Purtroppo ci aspetta un’altra campagna elettorale dai toni infuocati, come già si inizia a vedere. La cosa che mi preoccupa, però, è che c’è il rischio che sia anche una campagna insincera. Non sono sicuro che la Lega e il Movimento 5 Stelle avranno il coraggio di fare una campagna a viso aperto sull’uscita dall’euro e forse sull’uscita dall’Unione europea. Io temo che ancora una volta alimenteranno una dose di ambiguità molto elevata sulle loro intenzioni, ma mi auguro che dopo l’esperienza degli ultimi giorni queste intenzioni siano chiare a tutti.

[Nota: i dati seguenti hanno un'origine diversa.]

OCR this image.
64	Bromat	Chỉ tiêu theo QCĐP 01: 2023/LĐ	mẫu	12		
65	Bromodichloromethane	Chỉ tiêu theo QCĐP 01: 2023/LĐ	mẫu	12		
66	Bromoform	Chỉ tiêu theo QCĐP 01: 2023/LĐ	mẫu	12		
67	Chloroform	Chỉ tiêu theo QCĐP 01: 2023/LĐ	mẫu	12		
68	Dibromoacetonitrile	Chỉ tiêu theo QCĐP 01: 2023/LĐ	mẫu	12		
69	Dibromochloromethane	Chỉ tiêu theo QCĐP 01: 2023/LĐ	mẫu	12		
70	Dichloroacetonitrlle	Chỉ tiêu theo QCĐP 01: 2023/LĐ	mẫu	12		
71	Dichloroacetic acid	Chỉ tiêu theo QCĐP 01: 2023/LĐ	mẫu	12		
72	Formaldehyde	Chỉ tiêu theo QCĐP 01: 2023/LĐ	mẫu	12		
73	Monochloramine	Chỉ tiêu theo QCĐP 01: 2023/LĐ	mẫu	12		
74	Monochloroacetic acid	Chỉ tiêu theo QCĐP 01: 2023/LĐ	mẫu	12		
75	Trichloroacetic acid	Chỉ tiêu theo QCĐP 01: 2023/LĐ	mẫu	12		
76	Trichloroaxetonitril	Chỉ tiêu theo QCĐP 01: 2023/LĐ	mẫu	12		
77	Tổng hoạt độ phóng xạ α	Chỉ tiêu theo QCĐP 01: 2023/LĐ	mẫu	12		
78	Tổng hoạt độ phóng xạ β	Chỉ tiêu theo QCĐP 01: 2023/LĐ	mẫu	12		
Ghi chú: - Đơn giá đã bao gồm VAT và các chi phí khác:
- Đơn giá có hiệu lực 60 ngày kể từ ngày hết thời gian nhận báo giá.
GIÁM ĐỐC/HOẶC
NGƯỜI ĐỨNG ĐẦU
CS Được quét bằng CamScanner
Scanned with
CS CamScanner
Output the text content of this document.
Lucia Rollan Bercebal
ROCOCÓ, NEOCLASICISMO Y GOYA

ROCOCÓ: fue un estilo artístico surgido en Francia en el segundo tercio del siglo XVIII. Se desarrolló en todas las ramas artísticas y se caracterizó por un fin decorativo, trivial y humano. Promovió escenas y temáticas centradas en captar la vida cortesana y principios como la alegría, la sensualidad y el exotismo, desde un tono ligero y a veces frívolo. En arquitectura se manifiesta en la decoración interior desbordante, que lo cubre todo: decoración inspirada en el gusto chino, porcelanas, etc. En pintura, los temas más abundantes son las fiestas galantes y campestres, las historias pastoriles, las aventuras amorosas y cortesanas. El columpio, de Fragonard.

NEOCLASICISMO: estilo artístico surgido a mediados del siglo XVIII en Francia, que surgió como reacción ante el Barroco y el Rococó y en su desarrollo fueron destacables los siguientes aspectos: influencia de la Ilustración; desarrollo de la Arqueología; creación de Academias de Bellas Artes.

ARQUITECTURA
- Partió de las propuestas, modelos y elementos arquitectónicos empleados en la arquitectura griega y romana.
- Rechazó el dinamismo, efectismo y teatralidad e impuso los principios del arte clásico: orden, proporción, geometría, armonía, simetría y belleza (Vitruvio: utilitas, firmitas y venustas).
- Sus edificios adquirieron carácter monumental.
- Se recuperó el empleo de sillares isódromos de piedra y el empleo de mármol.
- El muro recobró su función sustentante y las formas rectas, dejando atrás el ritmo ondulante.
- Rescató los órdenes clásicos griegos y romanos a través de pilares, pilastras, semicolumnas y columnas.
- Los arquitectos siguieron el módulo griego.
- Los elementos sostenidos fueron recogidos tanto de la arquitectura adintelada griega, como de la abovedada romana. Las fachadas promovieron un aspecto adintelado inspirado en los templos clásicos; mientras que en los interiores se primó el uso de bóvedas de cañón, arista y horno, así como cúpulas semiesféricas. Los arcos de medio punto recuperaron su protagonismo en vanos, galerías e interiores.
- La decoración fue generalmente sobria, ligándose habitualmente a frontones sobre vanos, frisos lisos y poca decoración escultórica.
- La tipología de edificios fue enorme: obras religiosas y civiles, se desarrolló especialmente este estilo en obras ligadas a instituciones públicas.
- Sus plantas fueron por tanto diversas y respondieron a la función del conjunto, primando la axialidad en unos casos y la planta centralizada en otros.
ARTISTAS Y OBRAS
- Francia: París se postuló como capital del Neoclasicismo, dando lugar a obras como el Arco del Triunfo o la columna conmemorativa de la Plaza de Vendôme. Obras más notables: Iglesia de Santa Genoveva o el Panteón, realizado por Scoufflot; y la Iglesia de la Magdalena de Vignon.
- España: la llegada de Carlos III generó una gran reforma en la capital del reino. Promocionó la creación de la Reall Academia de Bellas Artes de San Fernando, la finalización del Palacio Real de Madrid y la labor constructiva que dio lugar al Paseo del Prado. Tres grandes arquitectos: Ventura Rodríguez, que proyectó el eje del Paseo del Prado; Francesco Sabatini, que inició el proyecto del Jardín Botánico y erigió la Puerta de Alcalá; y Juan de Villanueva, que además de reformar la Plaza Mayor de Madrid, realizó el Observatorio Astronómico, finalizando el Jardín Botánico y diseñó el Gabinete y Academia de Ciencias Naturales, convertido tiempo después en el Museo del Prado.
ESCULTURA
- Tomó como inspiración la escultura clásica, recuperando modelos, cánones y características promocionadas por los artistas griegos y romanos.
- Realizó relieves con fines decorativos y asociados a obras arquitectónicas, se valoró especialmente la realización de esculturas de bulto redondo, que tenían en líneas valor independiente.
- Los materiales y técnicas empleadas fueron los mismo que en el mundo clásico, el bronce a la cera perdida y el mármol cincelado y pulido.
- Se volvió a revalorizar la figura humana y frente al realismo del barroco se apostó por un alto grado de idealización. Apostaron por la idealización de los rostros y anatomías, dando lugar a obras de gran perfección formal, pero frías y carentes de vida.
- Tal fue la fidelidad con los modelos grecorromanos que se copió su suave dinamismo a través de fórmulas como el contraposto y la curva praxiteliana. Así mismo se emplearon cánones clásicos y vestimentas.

In questo contesto, il Partito democratico, che da subito si è posto come forza di opposizione, come può fare da argine a Lega e M5S?
Inevitabilmente il Pd deve mettere da parte gli psicodrammi individuali nel corso dei prossimi mesi, perché saranno davvero pochi da quello che per ora si capisce. La campagna elettorale è già iniziata e la questione va molto oltre il Pd. È necessario che si formi una coalizione repubblicana forte e suggestiva, in grado di costituire un vero elemento di novità nel panorama politico.
Si riferisce al Fronte Repubblicano di cui ha parlato Calenda sia su Twitter che su La7 ieri sera?
Mi riferisco sia alla proposta di Calenda e anche a quello che hanno detto tanti in queste ultime 24 ore. E, oltre al mettersi assieme, bisogna cambiare atteggiamento: non può essere un fronte solo difensivo e protettivo ripiegato sulla difesa di qualcosa. Il famoso stratega militare prussiano Karl von Clausewitz dice che una strategia puramente difensiva è sempre perdente, perché nella migliore delle ipotesi si riesce a difendere quello che si ha ma non c’è poi nessuno slancio in positivo. Questo fronte, che va al di là del Pd, dovrebbe avere la capacità di ritrovare uno slancio in positivo, ma bisogna capire come.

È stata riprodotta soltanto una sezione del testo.